Sexta-feira, 24 de Setembro de 1982

 

Caros Irmãos no Episcopado

1. Ao receber-vos, Bispos da região que designais como o Sudoeste da França, acolho todas as vossas dioceses, na verdade bem diversas, que estão perto da costa do Atlântico, passando pela grande metrópole de Bordéus. E para além das vossas pessoas, penso em todos os sacerdotes que formam os vossos "presbitérios", nos irmãos, nas religiosas, nos leigos que se dedicam a construir a Igreja convosco. São na verdade as suas fadigas e sobretudo as suas esperanças que trazeis aqui a Roma: desejais que a sua seja confirmada na esteira da do Apóstolo Pedro, que o seu zelo evangelizador seja estimulado pelo exemplo e pela intercessão do Apóstolo Paulo, e que, graças a esta visita ad Limina Apostolorum dos seus Pastores, eles se sintam ainda mais em comunhão com a Igreja dos primeiros séculos, com toda a Igreja de hoje, a Igreja universal de que vós tendes, precisamente comigo, a solicitude. Para isto contribuem estes contactos, estes intercâmbios, esta oração que ergueis comigo e com os responsáveis dos Dicastérios romanos.

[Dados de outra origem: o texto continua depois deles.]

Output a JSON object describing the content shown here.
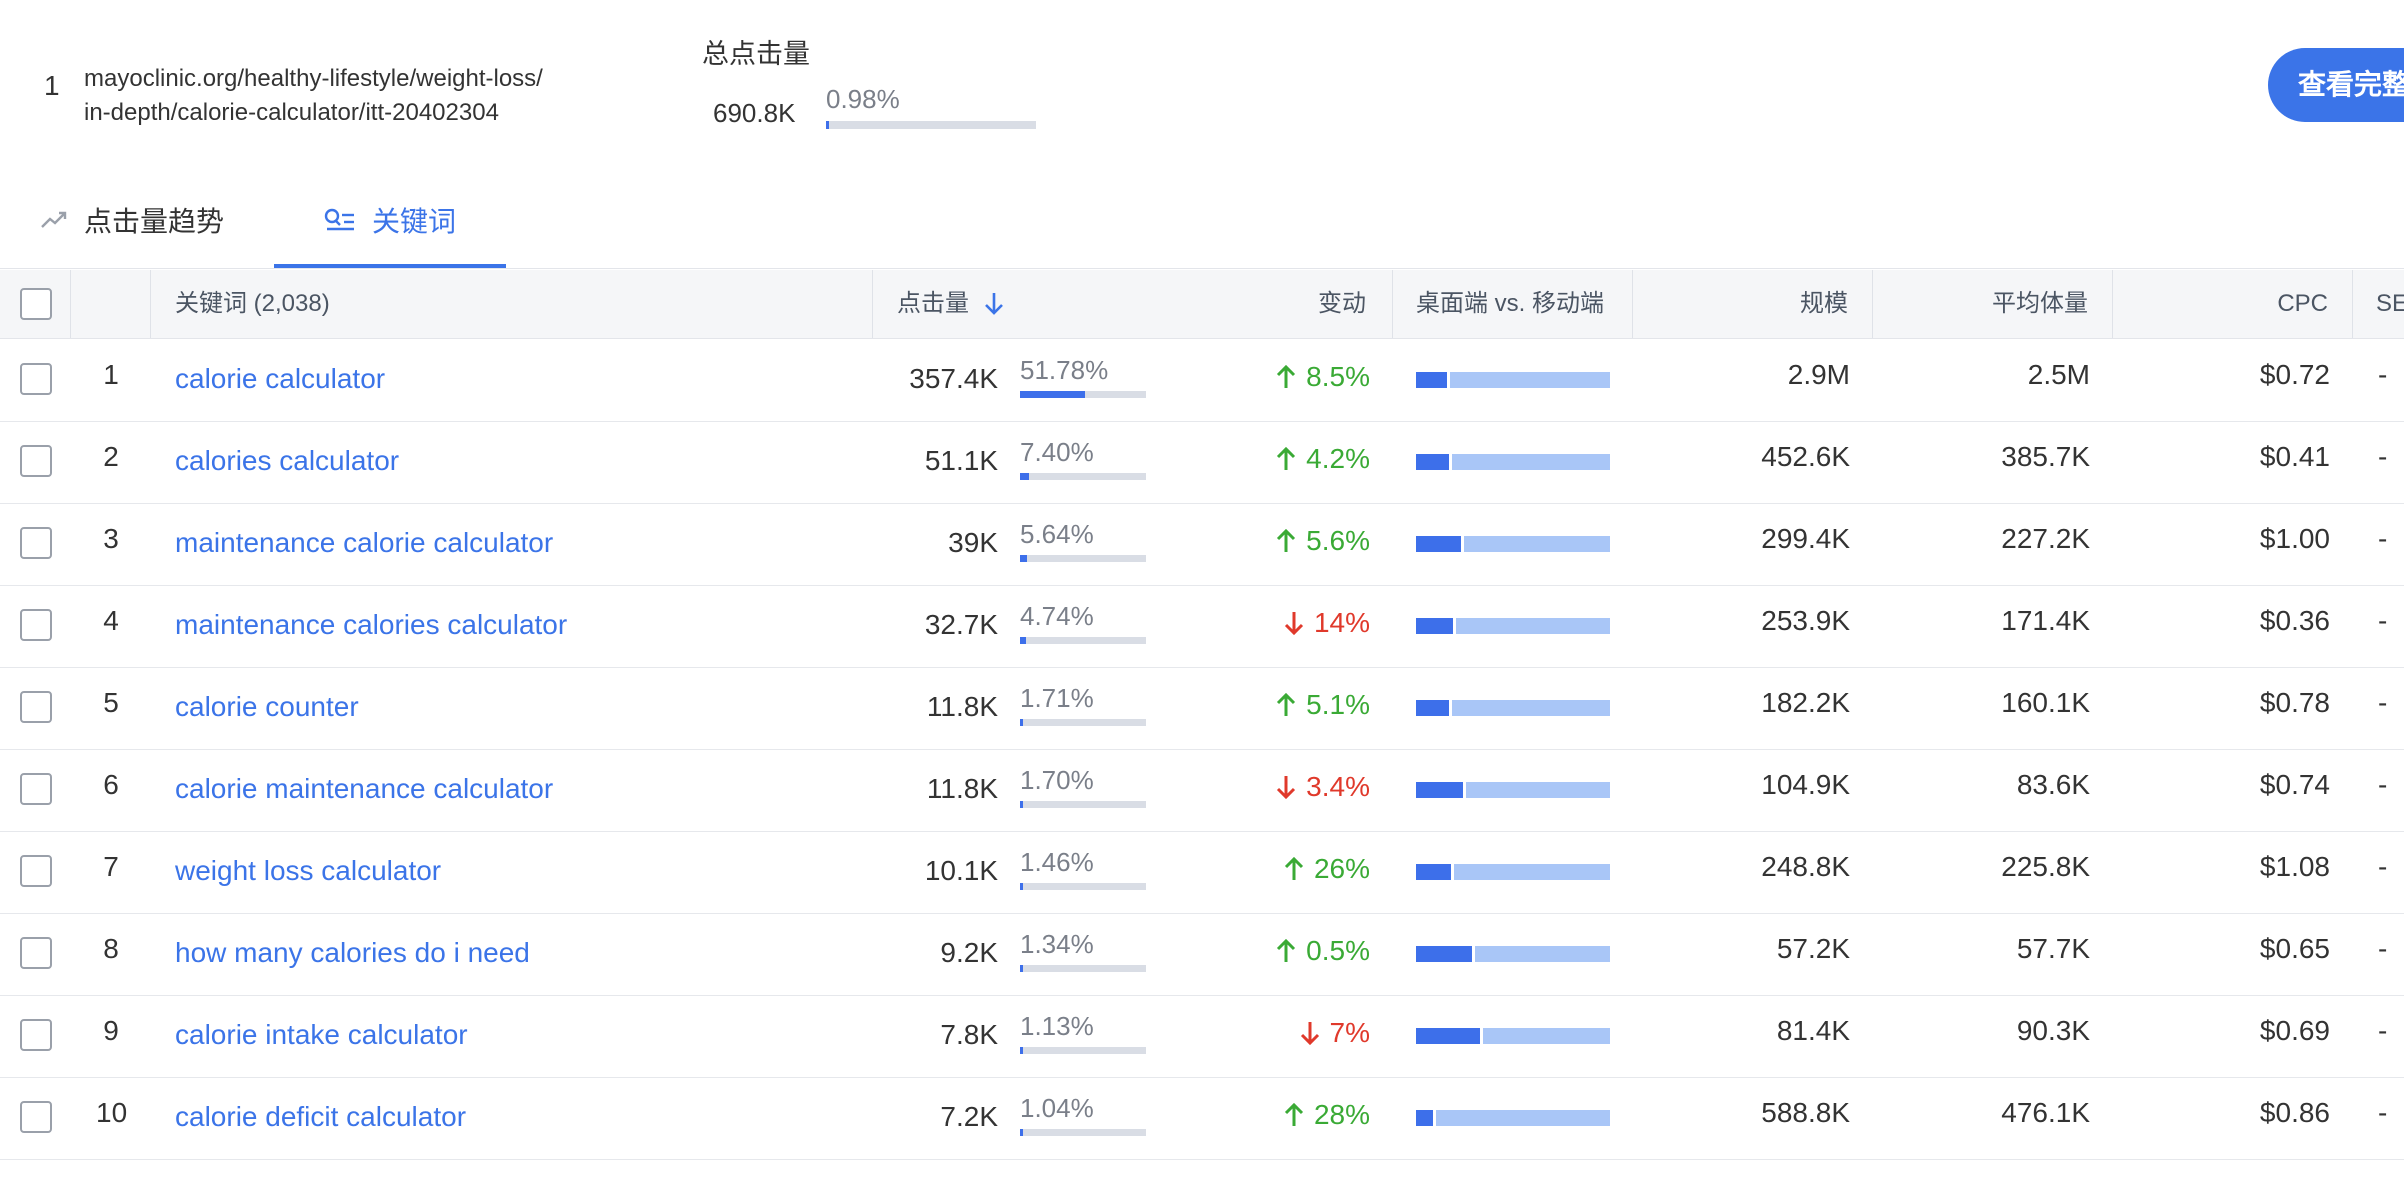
{
  "header": {
    "rank": "1",
    "url_line1": "mayoclinic.org/healthy-lifestyle/weight-loss/",
    "url_line2": "in-depth/calorie-calculator/itt-20402304",
    "total_clicks_label": "总点击量",
    "total_clicks_value": "690.8K",
    "total_clicks_share": "0.98%",
    "total_clicks_share_fraction": 0.0098,
    "full_report_label": "查看完整"
  },
  "tabs": [
    {
      "label": "点击量趋势",
      "icon": "trend-icon",
      "active": false
    },
    {
      "label": "关键词",
      "icon": "keyword-search-icon",
      "active": true
    }
  ],
  "table": {
    "columns": {
      "keyword": "关键词 (2,038)",
      "clicks": "点击量",
      "change": "变动",
      "device": "桌面端 vs. 移动端",
      "volume": "规模",
      "avg_volume": "平均体量",
      "cpc": "CPC",
      "serp": "SE"
    },
    "sort": {
      "column": "clicks",
      "direction": "descending",
      "icon": "arrow-down-icon"
    },
    "rows": [
      {
        "num": "1",
        "keyword": "calorie calculator",
        "clicks": "357.4K",
        "share": "51.78%",
        "share_fraction": 0.5178,
        "change": "8.5%",
        "direction": "up",
        "desktop_share": 0.16,
        "volume": "2.9M",
        "avg_volume": "2.5M",
        "cpc": "$0.72",
        "serp": "-"
      },
      {
        "num": "2",
        "keyword": "calories calculator",
        "clicks": "51.1K",
        "share": "7.40%",
        "share_fraction": 0.074,
        "change": "4.2%",
        "direction": "up",
        "desktop_share": 0.17,
        "volume": "452.6K",
        "avg_volume": "385.7K",
        "cpc": "$0.41",
        "serp": "-"
      },
      {
        "num": "3",
        "keyword": "maintenance calorie calculator",
        "clicks": "39K",
        "share": "5.64%",
        "share_fraction": 0.0564,
        "change": "5.6%",
        "direction": "up",
        "desktop_share": 0.23,
        "volume": "299.4K",
        "avg_volume": "227.2K",
        "cpc": "$1.00",
        "serp": "-"
      },
      {
        "num": "4",
        "keyword": "maintenance calories calculator",
        "clicks": "32.7K",
        "share": "4.74%",
        "share_fraction": 0.0474,
        "change": "14%",
        "direction": "down",
        "desktop_share": 0.19,
        "volume": "253.9K",
        "avg_volume": "171.4K",
        "cpc": "$0.36",
        "serp": "-"
      },
      {
        "num": "5",
        "keyword": "calorie counter",
        "clicks": "11.8K",
        "share": "1.71%",
        "share_fraction": 0.0171,
        "change": "5.1%",
        "direction": "up",
        "desktop_share": 0.17,
        "volume": "182.2K",
        "avg_volume": "160.1K",
        "cpc": "$0.78",
        "serp": "-"
      },
      {
        "num": "6",
        "keyword": "calorie maintenance calculator",
        "clicks": "11.8K",
        "share": "1.70%",
        "share_fraction": 0.017,
        "change": "3.4%",
        "direction": "down",
        "desktop_share": 0.24,
        "volume": "104.9K",
        "avg_volume": "83.6K",
        "cpc": "$0.74",
        "serp": "-"
      },
      {
        "num": "7",
        "keyword": "weight loss calculator",
        "clicks": "10.1K",
        "share": "1.46%",
        "share_fraction": 0.0146,
        "change": "26%",
        "direction": "up",
        "desktop_share": 0.18,
        "volume": "248.8K",
        "avg_volume": "225.8K",
        "cpc": "$1.08",
        "serp": "-"
      },
      {
        "num": "8",
        "keyword": "how many calories do i need",
        "clicks": "9.2K",
        "share": "1.34%",
        "share_fraction": 0.0134,
        "change": "0.5%",
        "direction": "up",
        "desktop_share": 0.29,
        "volume": "57.2K",
        "avg_volume": "57.7K",
        "cpc": "$0.65",
        "serp": "-"
      },
      {
        "num": "9",
        "keyword": "calorie intake calculator",
        "clicks": "7.8K",
        "share": "1.13%",
        "share_fraction": 0.0113,
        "change": "7%",
        "direction": "down",
        "desktop_share": 0.33,
        "volume": "81.4K",
        "avg_volume": "90.3K",
        "cpc": "$0.69",
        "serp": "-"
      },
      {
        "num": "10",
        "keyword": "calorie deficit calculator",
        "clicks": "7.2K",
        "share": "1.04%",
        "share_fraction": 0.0104,
        "change": "28%",
        "direction": "up",
        "desktop_share": 0.09,
        "volume": "588.8K",
        "avg_volume": "476.1K",
        "cpc": "$0.86",
        "serp": "-"
      }
    ]
  },
  "colors": {
    "accent": "#3b74e8",
    "bar_fill": "#3d6fea",
    "mobile_fill": "#a9c6f7",
    "up": "#3aaa35",
    "down": "#e0392b"
  }
}
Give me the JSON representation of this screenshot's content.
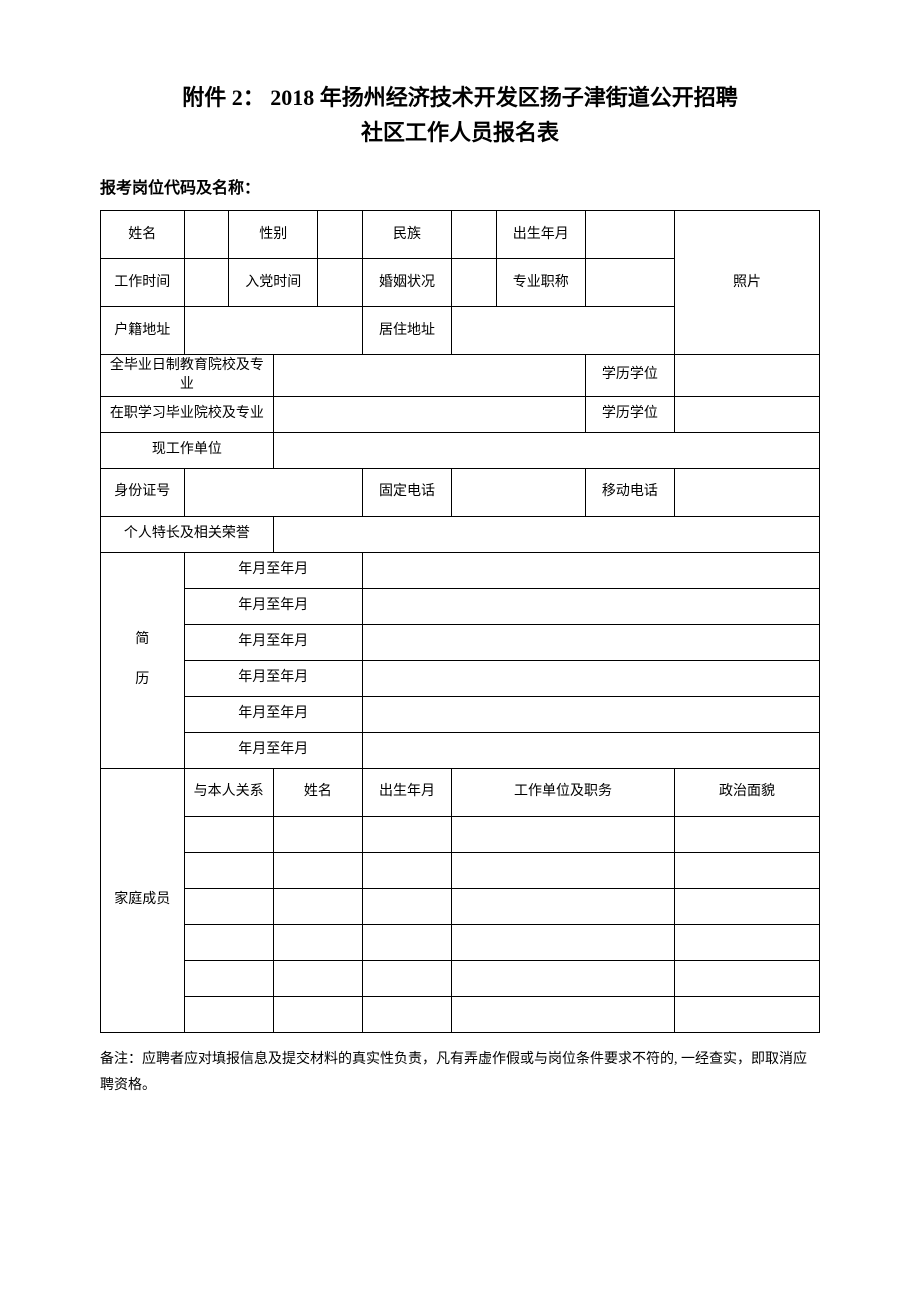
{
  "title_line1": "附件 2： 2018 年扬州经济技术开发区扬子津街道公开招聘",
  "title_line2": "社区工作人员报名表",
  "subhead": "报考岗位代码及名称：",
  "labels": {
    "name": "姓名",
    "gender": "性别",
    "ethnicity": "民族",
    "birth": "出生年月",
    "work_time": "工作时间",
    "party_time": "入党时间",
    "marital": "婚姻状况",
    "pro_title": "专业职称",
    "photo": "照片",
    "hukou": "户籍地址",
    "residence": "居住地址",
    "fulltime_edu": "全毕业日制教育院校及专业",
    "degree1": "学历学位",
    "onjob_edu": "在职学习毕业院校及专业",
    "degree2": "学历学位",
    "current_unit": "现工作单位",
    "id_no": "身份证号",
    "fixed_phone": "固定电话",
    "mobile": "移动电话",
    "strengths": "个人特长及相关荣誉",
    "resume": "简",
    "resume2": "历",
    "period": "年月至年月",
    "family": "家庭成员",
    "relation": "与本人关系",
    "fam_name": "姓名",
    "fam_birth": "出生年月",
    "fam_work": "工作单位及职务",
    "fam_politics": "政治面貌"
  },
  "note": "备注：应聘者应对填报信息及提交材料的真实性负责，凡有弄虚作假或与岗位条件要求不符的, 一经查实，即取消应聘资格。"
}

2. Falei de esperança, porque é precisamente a graça que é necessário implorar para os vossos caros diocesanos. A esperança não é optimismo ingénuo; por outro lado, a análise lúcida das situações religiosas continua a manifestar, aos vossos olhares, um aumento da descrença ou, pelo menos, do ateísmo prático, tanto nos meios operários das grandes cidades como nos meios universitários, sem contar certas zonas rurais, desde há muito, pouco cristianizadas. Ao mesmo tempo, o futuro poderia parecer ainda mais comprometido se o acesso das crianças à catequese diminui, se a substituição sacerdotal se torna diminuta. Mesmo os que mantêm, como dizeis, certa "memória" cristã terão dificuldade em a transmitir no clima actual, e seria impossível resolvermo-nos a vê-los ficar à margem da minoria viva que realizou a própria actualização e olha com energia para o futuro. Por outro lado, sabeis descobrir também sinais animadores. Mas, seja como for, esperar é diferente de calcular, no plano sociológico, as probabilidades humanas, ou mesmo reunir os nossos meios humanos. É crer que, mesmo dentro de uma situação difícil, uma renovação de vitalidade eclesial é sempre possível, precisamente em virtude da força que a mensagem cristã encerra em si mesma, em virtude da graça que acompanha o seu acolhimento sincero, a sua expressão na oração e a sua prática na vida. O problema pastoral consiste em fazer que a verdadeira mensagem do Evangelho seja primeiramente ouvida nas condições concretas em que vivem os nossos contemporâneos.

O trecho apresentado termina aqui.